Deb Sandidge photo of the beach using the image overlay technique

© Deborah Sandidge

An image overlay of two shots—beach at sunrise, froth of waves—taken with the camera in a waterproof housing— “so I could get super low,” Deb says. “The 24-70mm allowed some isolation and direction of viewers’ attention. Image overlay is a second chance at creative composition.” Check your camera manual for image overlay details. Z 6II, NIKKOR Z 24-70mm f/2.8 S, 1/6400 second, f/6.3, ISO 2000, aperture priority, spot metering; second shot: f/11, 1/640 second, ISO 800. 

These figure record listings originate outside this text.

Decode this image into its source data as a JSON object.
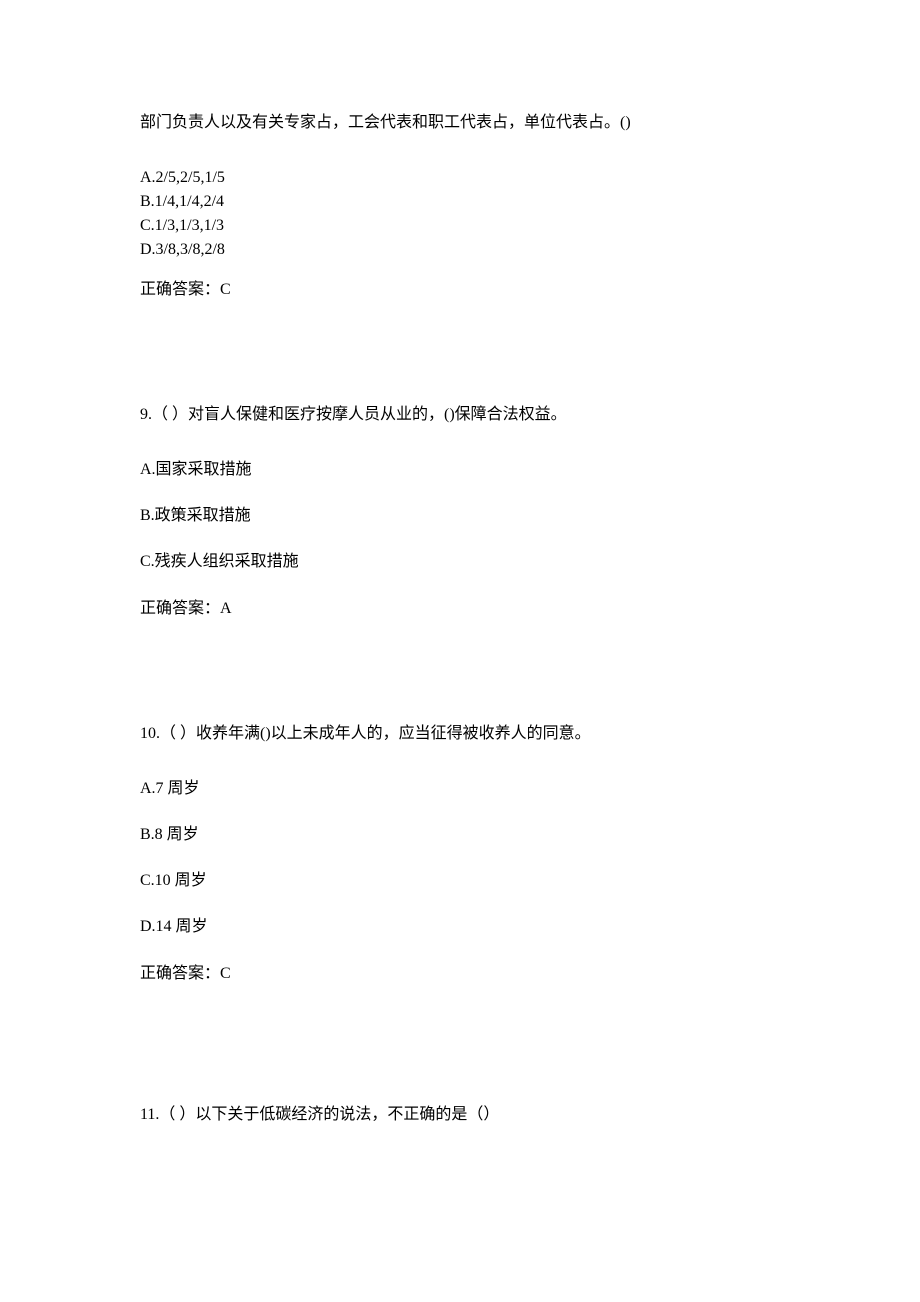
{
  "q8": {
    "continuation": "部门负责人以及有关专家占，工会代表和职工代表占，单位代表占。()",
    "options": {
      "a": "A.2/5,2/5,1/5",
      "b": "B.1/4,1/4,2/4",
      "c": "C.1/3,1/3,1/3",
      "d": "D.3/8,3/8,2/8"
    },
    "answer": "正确答案：C"
  },
  "q9": {
    "text": "9.（ ）对盲人保健和医疗按摩人员从业的，()保障合法权益。",
    "options": {
      "a": "A.国家采取措施",
      "b": "B.政策采取措施",
      "c": "C.残疾人组织采取措施"
    },
    "answer": "正确答案：A"
  },
  "q10": {
    "text": "10.（ ）收养年满()以上未成年人的，应当征得被收养人的同意。",
    "options": {
      "a": "A.7 周岁",
      "b": "B.8 周岁",
      "c": "C.10 周岁",
      "d": "D.14 周岁"
    },
    "answer": "正确答案：C"
  },
  "q11": {
    "text": "11.（ ）以下关于低碳经济的说法，不正确的是（）"
  }
}
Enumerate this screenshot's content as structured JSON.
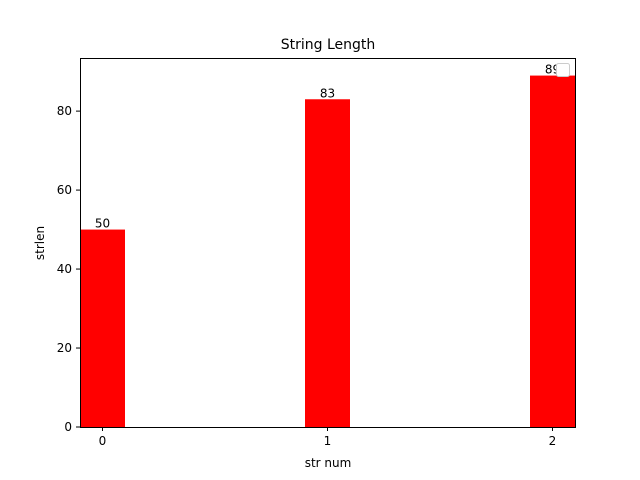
{
  "chart_data": {
    "type": "bar",
    "title": "String Length",
    "xlabel": "str num",
    "ylabel": "strlen",
    "categories": [
      "0",
      "1",
      "2"
    ],
    "x": [
      0,
      1,
      2
    ],
    "values": [
      50,
      83,
      89
    ],
    "data_labels": [
      "50",
      "83",
      "89"
    ],
    "xlim": [
      -0.1,
      2.1
    ],
    "ylim": [
      0,
      93.45
    ],
    "yticks": [
      0,
      20,
      40,
      60,
      80
    ],
    "ytick_labels": [
      "0",
      "20",
      "40",
      "60",
      "80"
    ],
    "bar_color": "#ff0000",
    "grid": false,
    "legend": {
      "placement": "top-right",
      "entries": []
    }
  }
}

Deb Sandidge photo of Coral Cove at sunrise

© Deborah Sandidge

“Sunrise at Coral Cove—same basic location, but a different day and just past dawn. Nothing but the 14-24mm will give me that stretch of clouds painted across the sky, but I also included some foreground because I liked how the cloud pattern echoed the angular shapes of the beach, the rocks and the water coming toward me.” Z 7, NIKKOR Z 14-24mm f/2.8 S, 1/2 second, f/11, ISO 64, manual exposure, Matrix metering.

Practical Value

For examples of how “technology aids creativity” and “photography is really about thinking” apply when you’re actually taking pictures, consider two of Deb’s photos.  

“The Maine lupines were beautiful to look at,” she says, “but they were a clutter of color and form, so I played with that, using the 70-200mm for a multiple exposure that represented the entire field of flowers in a different way than a straight shot would have. Then the job was to isolate, and that same lens took control and delivered a clear view of one flower, with blurred-out background flowers that suggested the overall scene.” 

Deb Sandidge photo of boulder beach in Maine

© Deborah Sandidge

Boulder Beach, Acadia National Park. “You go from wooden steps right onto huge boulders. I wanted the ocean in a long exposure that would smooth out the water so it would have an ethereal look to contrast the rocks. I included the rocky cliffs and the trees so you get a feel for this place, and why it’s worth getting down there.” Z 7II, NIKKOR Z 14-24mm f/2.8 S, 3 minutes, f/11, ISO 64, manual exposure, Matrix metering.

And then there’s Boulder Beach. “People will often get to a great location and go with their first impression and just start shooting,” Deb says. What she did was to take some time to think about how she was going to make the photo particularly expressive. “I needed to be at a low angle,” she says. “That was the key. The idea was to get close to the water with the camera as low as I could get it—the tripod was basically flat out, and I used the tilt-up LCD to compose from that level. It made all the difference—if I’m standing up, the rocks don’t have that dominance.”

Near the end of our talk Deb pretty much summed up her approach to her photography when she said, “Here’s what I see. Now, what do I want to get from what I see?” 

We recognize a perfect story ending when we hear it.